Looking ahead, future studies could benefit from a longitudinal or repeated-measures design to better understand causal relationships between regional background, career preferences, and work-life balance. To improve generalizability, future surveys should aim for a more balanced or stratified sample across all federal states, possibly by involving a broader network of collaborators from Eastern regions. Furthermore, these findings can inform the development of more sustainable and regionally tailored working time models and childcare strategies, supporting gender equality and long-term career satisfaction in gynecology and obstetrics.
Conclusion
This study highlighted persistent regional differences in family planning, career preferences, and working time models among gynecologists in Germany, shaped by historical policy legacies. The findings underscore the importance of regionally tailored, flexible work structures and reliable childcare solutions to support work-family balance.

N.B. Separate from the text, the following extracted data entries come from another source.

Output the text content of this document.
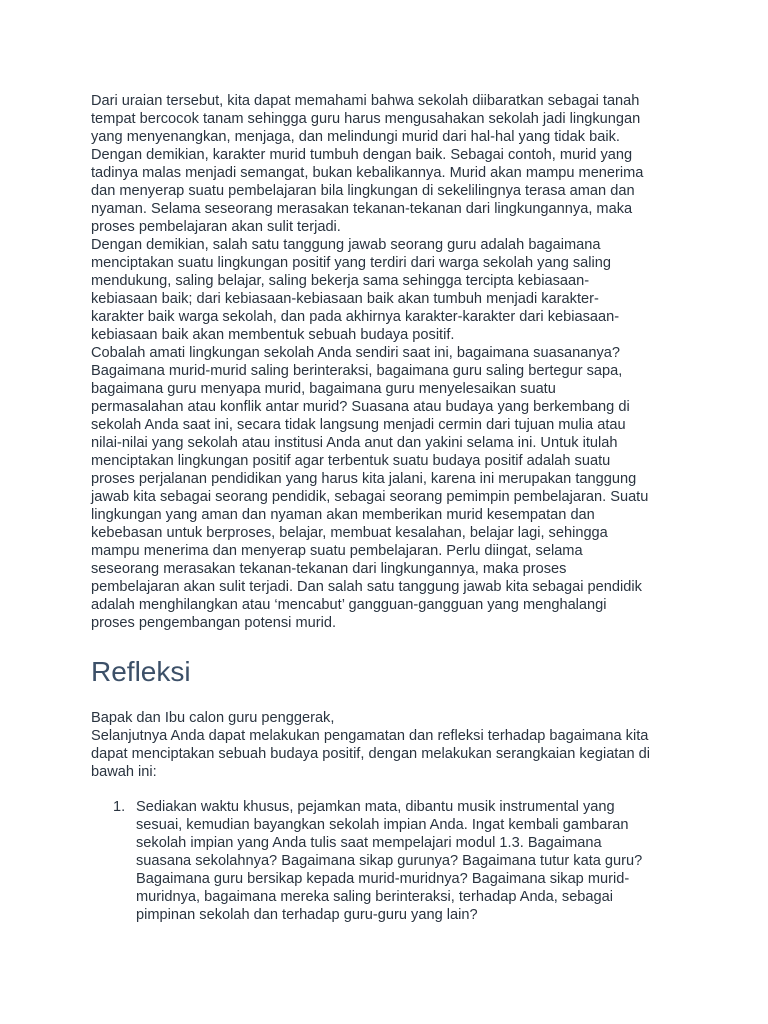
Dari uraian tersebut, kita dapat memahami bahwa sekolah diibaratkan sebagai tanah
tempat bercocok tanam sehingga guru harus mengusahakan sekolah jadi lingkungan
yang menyenangkan, menjaga, dan melindungi murid dari hal-hal yang tidak baik.
Dengan demikian, karakter murid tumbuh dengan baik. Sebagai contoh, murid yang
tadinya malas menjadi semangat, bukan kebalikannya. Murid akan mampu menerima
dan menyerap suatu pembelajaran bila lingkungan di sekelilingnya terasa aman dan
nyaman. Selama seseorang merasakan tekanan-tekanan dari lingkungannya, maka
proses pembelajaran akan sulit terjadi.

Dengan demikian, salah satu tanggung jawab seorang guru adalah bagaimana
menciptakan suatu lingkungan positif yang terdiri dari warga sekolah yang saling
mendukung, saling belajar, saling bekerja sama sehingga tercipta kebiasaan-
kebiasaan baik; dari kebiasaan-kebiasaan baik akan tumbuh menjadi karakter-
karakter baik warga sekolah, dan pada akhirnya karakter-karakter dari kebiasaan-
kebiasaan baik akan membentuk sebuah budaya positif.

Cobalah amati lingkungan sekolah Anda sendiri saat ini, bagaimana suasananya?
Bagaimana murid-murid saling berinteraksi, bagaimana guru saling bertegur sapa,
bagaimana guru menyapa murid, bagaimana guru menyelesaikan suatu
permasalahan atau konflik antar murid? Suasana atau budaya yang berkembang di
sekolah Anda saat ini, secara tidak langsung menjadi cermin dari tujuan mulia atau
nilai-nilai yang sekolah atau institusi Anda anut dan yakini selama ini. Untuk itulah
menciptakan lingkungan positif agar terbentuk suatu budaya positif adalah suatu
proses perjalanan pendidikan yang harus kita jalani, karena ini merupakan tanggung
jawab kita sebagai seorang pendidik, sebagai seorang pemimpin pembelajaran. Suatu
lingkungan yang aman dan nyaman akan memberikan murid kesempatan dan
kebebasan untuk berproses, belajar, membuat kesalahan, belajar lagi, sehingga
mampu menerima dan menyerap suatu pembelajaran. Perlu diingat, selama
seseorang merasakan tekanan-tekanan dari lingkungannya, maka proses
pembelajaran akan sulit terjadi. Dan salah satu tanggung jawab kita sebagai pendidik
adalah menghilangkan atau ‘mencabut’ gangguan-gangguan yang menghalangi
proses pengembangan potensi murid.

Refleksi

Bapak dan Ibu calon guru penggerak,
Selanjutnya Anda dapat melakukan pengamatan dan refleksi terhadap bagaimana kita
dapat menciptakan sebuah budaya positif, dengan melakukan serangkaian kegiatan di
bawah ini:

1. Sediakan waktu khusus, pejamkan mata, dibantu musik instrumental yang
sesuai, kemudian bayangkan sekolah impian Anda. Ingat kembali gambaran
sekolah impian yang Anda tulis saat mempelajari modul 1.3. Bagaimana
suasana sekolahnya? Bagaimana sikap gurunya? Bagaimana tutur kata guru?
Bagaimana guru bersikap kepada murid-muridnya? Bagaimana sikap murid-
muridnya, bagaimana mereka saling berinteraksi, terhadap Anda, sebagai
pimpinan sekolah dan terhadap guru-guru yang lain?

To promote gender equality and long-term retention in gynecology, future efforts should prioritize sustainable, family-friendly workplace policies informed by both historical context and current needs.
The fundamentally different family policies in the former GDR and West Germany have lasting effects that are still felt today in both parts of the Federal Republic of Germany. The younger age of motherhood and lower rate of childlessness among female gynecologists in the East, as observed in our analysis, correspond to current birth rates in the population and the generally higher rate of childlessness among Western female academics.